ALBANY – Following the preseason opener in Detroit on Thursday night, all the Giants will return on the charter flight back here to resume training camp. All except one. Dave Tollefson will break away from the team and head to Omaha, Neb.

“God bless Coach Coughlin,” Tollefson said yesterday.

Tom Coughlin gave permission for Tollefson to go home to be with his wife, Megan, for the birth of the couple’s first child, a son they plan on naming Tucker. Megan is due on Aug. 15, but will be induced to accommodate Dave’s football schedule. A day or two later, Tollefson will return to camp and hopes to continue his development at defensive end, where he’s one of the top reserves looking to fill some of the void created by the retirement of Michael Strahan.

“This is a big deal,” Tollefson said. “[Coughlin] was understanding. He has kids and grandkids. This is my first child, I’m really grateful he does understand. It’s huge for me for my son to be proud of his father, since I didn’t have one.”

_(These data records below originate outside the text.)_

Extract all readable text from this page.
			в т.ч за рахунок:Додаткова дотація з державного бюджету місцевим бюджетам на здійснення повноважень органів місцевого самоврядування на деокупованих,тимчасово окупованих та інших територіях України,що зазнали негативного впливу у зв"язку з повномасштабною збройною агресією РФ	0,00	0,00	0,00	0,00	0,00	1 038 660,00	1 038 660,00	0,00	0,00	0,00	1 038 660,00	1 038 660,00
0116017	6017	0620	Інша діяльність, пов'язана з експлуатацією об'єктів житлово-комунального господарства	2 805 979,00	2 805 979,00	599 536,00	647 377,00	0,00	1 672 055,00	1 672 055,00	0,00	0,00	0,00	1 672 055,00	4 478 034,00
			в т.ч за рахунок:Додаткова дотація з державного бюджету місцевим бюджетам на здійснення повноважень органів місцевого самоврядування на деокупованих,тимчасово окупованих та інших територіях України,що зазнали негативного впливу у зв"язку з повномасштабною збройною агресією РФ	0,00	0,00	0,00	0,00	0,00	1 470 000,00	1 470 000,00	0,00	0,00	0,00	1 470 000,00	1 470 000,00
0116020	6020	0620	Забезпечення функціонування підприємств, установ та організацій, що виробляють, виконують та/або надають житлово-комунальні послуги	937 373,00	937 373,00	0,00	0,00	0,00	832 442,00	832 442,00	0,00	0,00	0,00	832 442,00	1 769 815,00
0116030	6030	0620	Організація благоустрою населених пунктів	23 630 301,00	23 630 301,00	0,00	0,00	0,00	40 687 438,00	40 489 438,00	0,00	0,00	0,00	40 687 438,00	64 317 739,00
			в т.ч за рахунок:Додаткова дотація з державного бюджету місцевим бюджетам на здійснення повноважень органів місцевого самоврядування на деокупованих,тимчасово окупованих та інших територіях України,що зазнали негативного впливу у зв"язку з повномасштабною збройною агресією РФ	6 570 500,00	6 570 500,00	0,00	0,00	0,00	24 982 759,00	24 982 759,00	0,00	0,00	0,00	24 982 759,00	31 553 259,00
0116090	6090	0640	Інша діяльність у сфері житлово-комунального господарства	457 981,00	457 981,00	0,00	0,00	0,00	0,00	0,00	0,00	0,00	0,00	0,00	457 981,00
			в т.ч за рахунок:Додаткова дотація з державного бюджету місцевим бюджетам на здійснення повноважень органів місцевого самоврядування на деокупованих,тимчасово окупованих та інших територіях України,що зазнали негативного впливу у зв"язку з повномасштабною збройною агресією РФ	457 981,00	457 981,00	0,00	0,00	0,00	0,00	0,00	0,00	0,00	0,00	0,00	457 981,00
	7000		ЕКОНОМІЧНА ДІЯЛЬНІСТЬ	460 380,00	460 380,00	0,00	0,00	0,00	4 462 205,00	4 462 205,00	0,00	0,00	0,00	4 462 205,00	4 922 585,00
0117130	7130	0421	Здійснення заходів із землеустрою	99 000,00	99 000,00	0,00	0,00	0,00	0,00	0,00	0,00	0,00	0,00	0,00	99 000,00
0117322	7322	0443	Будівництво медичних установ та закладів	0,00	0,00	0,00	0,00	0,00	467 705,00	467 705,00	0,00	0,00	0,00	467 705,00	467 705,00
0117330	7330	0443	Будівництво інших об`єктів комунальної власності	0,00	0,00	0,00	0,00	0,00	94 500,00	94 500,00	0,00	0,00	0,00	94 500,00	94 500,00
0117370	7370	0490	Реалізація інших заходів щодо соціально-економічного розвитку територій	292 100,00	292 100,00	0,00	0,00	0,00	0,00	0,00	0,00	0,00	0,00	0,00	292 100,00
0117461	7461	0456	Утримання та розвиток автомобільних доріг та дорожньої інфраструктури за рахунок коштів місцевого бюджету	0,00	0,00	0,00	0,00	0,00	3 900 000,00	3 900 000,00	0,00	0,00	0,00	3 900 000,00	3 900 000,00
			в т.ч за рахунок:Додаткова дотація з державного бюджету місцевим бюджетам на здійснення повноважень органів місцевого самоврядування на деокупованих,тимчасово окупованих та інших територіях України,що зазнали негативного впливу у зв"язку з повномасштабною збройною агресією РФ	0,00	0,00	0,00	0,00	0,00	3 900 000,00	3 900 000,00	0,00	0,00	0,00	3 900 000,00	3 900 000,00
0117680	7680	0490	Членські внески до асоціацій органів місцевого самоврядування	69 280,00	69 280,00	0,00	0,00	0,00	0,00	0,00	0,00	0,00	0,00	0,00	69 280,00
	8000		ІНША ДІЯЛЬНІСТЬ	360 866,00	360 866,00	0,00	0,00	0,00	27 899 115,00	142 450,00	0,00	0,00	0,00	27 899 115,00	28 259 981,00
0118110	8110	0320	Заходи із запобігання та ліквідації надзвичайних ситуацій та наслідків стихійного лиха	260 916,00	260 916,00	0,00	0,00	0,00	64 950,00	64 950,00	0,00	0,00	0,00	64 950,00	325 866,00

Coughlin never hesitated with this decision.

“When we are in camp, the most important thing we do is prepare for football. However, the real world certainly continues to exist for all of us beyond this camp,” he said. “The birth of a child is a special, once-in-a-lifetime experience.”

The tale Tollefson tells is represented by the shoulder-to-elbow tattoo on his left arm. It is a tribal design, with symmetrical black shapes on the outer arm forming a menacing bull for his astrological sign, Taurus. Imaged on the inner arm, in red, are jagged markings forming “Niles,” his maternal grandfather’s name.

Tollefson’s mother, Debi, was pregnant with twins, a boy and girl, when her husband, a man with the Norwegian surname Tollefson, divorced her.

“I have my father’s last name, but I never met my father,” Tollefson said. “My grandfather did a lot to raise me, we lived in a house he owned in Concord, Calif. I felt like I owed it to him. I don’t carry his name on my birth certificate, but it’s with me.”

He could have changed his last name but instead is “reinventing it,” with the birth of his son a seminal moment in that process.

“I wasn’t a bastard child but all my friends had dads. I didn’t have a dad,” Tollefson said. “My mother didn’t remarry until I was done with college. Knowing how he treated my mom with his last name and the kind of man he was to leave us, [because] I’m having a kid, I want my son to be proud he has my last name.”

Saying he has Viking heritage, Tollefson, 26, plays with a passion, looking for something to conquer. He nearly won a national championship at Northwest Missouri State and was a 2006 seventh-round draft pick of the Packers. He spent time on the practice squad in Green Bay and with the Raiders. The Giants signed him last October.

Strahan’s absence means there’s a need for a new member of the defensive end rotation. The Giants signed Renaldo Wynn, entering his 12th NFL season, to help, but that doesn’t mean Tollefson isn’t in the plans.

“He has tremendous energy and great desire to be a very good football player,” Coughlin said. “He is smart and he works hard. He has a football mentality. He has a lot of plusses.”

He also is the proud owner of a Super Bowl ring. He played in all four postseason games, and against the Buccaneers he threw Jeff Garcia to the ground just as the ball was released. The next week, as Tony Romo was attempting to bring the Cowboys back and avoid a Texas-sized upset, Strahan slightly tweaked a groin muscle in the final two minutes and waved Tollefson onto the field. He buzzed around Romo and the Giants held on.

“I got a guy like Osi Umenyiora to watch, a proven finisher,” Tollefson said. “I’m trying to get my game up to where I can finish. I don’t want to be an ‘almost’ guy any more.”